A former Olympic snowboarder has been arrested on suspicion of running a major international drug trafficking operation—but FBI Director Kash Patel struggled to get word out about the “modern-day El Chapo.”
The embattled Patel, 45, held a news conference Friday on a tarmac at California’s Ontario International Airport, forcing him to yell in order for microphones to pick up his detailing the arrest of the Canadian Ryan Wedding.
“Just to tell you how bad of a guy Ryan Wedding is, he went from an Olympic snowboarder to the largest narco trafficker in modern times,” Patel yelled over the buzz of jet engines. “He is a modern-day El Chapo. He is a modern-day Pablo Escobar.”
Joaquín “El Chapo” Guzmán, 68, is still alive and is considered a modern-day drug trafficker, despite Patel’s suggestion that he is a historical figure. After two escapes in Mexico, he has been in U.S. custody since 2016.
Wedding, 44, has been charged with overseeing the operations of a criminal enterprise and enriching himself with its laundered drug proceeds.

Patel, as he often does, was quick to spin Wedding’s arrest into a political win for the Trump administration. He opened his news conference with a brag.
“Today, we are announcing the capture of another FBI Most Wanted top 10 fugitive, Ryan Wedding,” he began. “That makes six top 10 FBI captures in one year alone. To put that in perspective, that’s two more than the entirety of the prior administration.”
Officials have previously accused Wedding—who competed in the giant slalom snowboarding event at the 2002 Winter Olympics in Salt Lake City, Utah—of smuggling approximately 60 metric tons of cocaine per year between Mexico and Los Angeles via semitrucks. Attorney General Pam Bondi said Wedding’s cocaine operation generated more than $1 billion a year in illegal drug proceeds.

Wedding, whose aliases include “El Jefe,” “Giant,” and “Public Enemy,” was placed on the FBI’s Most Wanted Fugitives list in March 2025, and the agency eventually offered a $15 million reward for information leading to his capture.
The FBI has previously accused Wedding of smuggling hundreds of kilograms of cocaine from Colombia through Mexico and Southern California to Canada and the United States.
“Wedding went from shredding powder on the slopes at the Olympics to distributing powder cocaine on the streets of U.S. cities and in his native Canada,” Akil Davis, the assistant director of the FBI’s Los Angeles field office, said at a press conference last March.

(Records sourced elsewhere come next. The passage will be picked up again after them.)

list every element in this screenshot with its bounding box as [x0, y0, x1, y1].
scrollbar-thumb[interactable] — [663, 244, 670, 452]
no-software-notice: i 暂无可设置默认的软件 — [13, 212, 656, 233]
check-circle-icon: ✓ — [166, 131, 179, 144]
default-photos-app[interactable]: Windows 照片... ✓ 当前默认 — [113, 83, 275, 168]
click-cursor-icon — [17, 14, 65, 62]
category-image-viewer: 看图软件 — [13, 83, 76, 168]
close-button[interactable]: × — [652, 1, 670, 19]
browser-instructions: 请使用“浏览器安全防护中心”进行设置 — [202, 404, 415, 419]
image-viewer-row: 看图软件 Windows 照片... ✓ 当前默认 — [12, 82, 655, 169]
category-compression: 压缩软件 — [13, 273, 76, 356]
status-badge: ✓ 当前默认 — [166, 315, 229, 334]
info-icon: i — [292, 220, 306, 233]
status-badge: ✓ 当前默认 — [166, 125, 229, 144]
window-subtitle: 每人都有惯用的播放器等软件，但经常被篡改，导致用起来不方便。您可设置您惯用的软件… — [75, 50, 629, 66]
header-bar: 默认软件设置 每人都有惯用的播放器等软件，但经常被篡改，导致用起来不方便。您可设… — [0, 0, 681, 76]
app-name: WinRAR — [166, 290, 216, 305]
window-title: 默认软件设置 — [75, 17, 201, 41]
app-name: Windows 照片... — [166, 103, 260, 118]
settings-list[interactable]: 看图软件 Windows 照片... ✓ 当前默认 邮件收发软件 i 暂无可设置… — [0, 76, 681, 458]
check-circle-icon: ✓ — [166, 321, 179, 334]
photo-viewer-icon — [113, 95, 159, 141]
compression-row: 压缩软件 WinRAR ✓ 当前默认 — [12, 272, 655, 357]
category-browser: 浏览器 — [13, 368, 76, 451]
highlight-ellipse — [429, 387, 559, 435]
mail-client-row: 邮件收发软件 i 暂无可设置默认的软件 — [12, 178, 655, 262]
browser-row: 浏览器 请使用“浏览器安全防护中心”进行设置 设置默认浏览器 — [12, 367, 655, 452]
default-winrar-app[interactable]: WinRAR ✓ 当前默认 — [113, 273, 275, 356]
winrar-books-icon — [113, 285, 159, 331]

Wedding is further alleged to have orchestrated “multiple murders” and an attempted murder as part of his drug empire.
According to authorities, a witness who was due to testify against Wedding was shot and killed at a restaurant after Wedding allegedly placed a “bounty” on the individual’s head.
Even Wedding’s official Olympic biography notes how the snowboarder’s life spiraled out of control after he finished 24th in the giant slalom in 2002.

In 2006, he was accused of growing “large quantities of marijuana” at a property in British Columbia, though he was never charged. In May 2010, Wedding was convicted of attempting to buy cocaine from a U.S. government agent in 2008 and was sentenced to four years in prison.
Wedding was later charged in a September 2024 superseding indictment with attempted murder and other counts related to the alleged drug enterprise.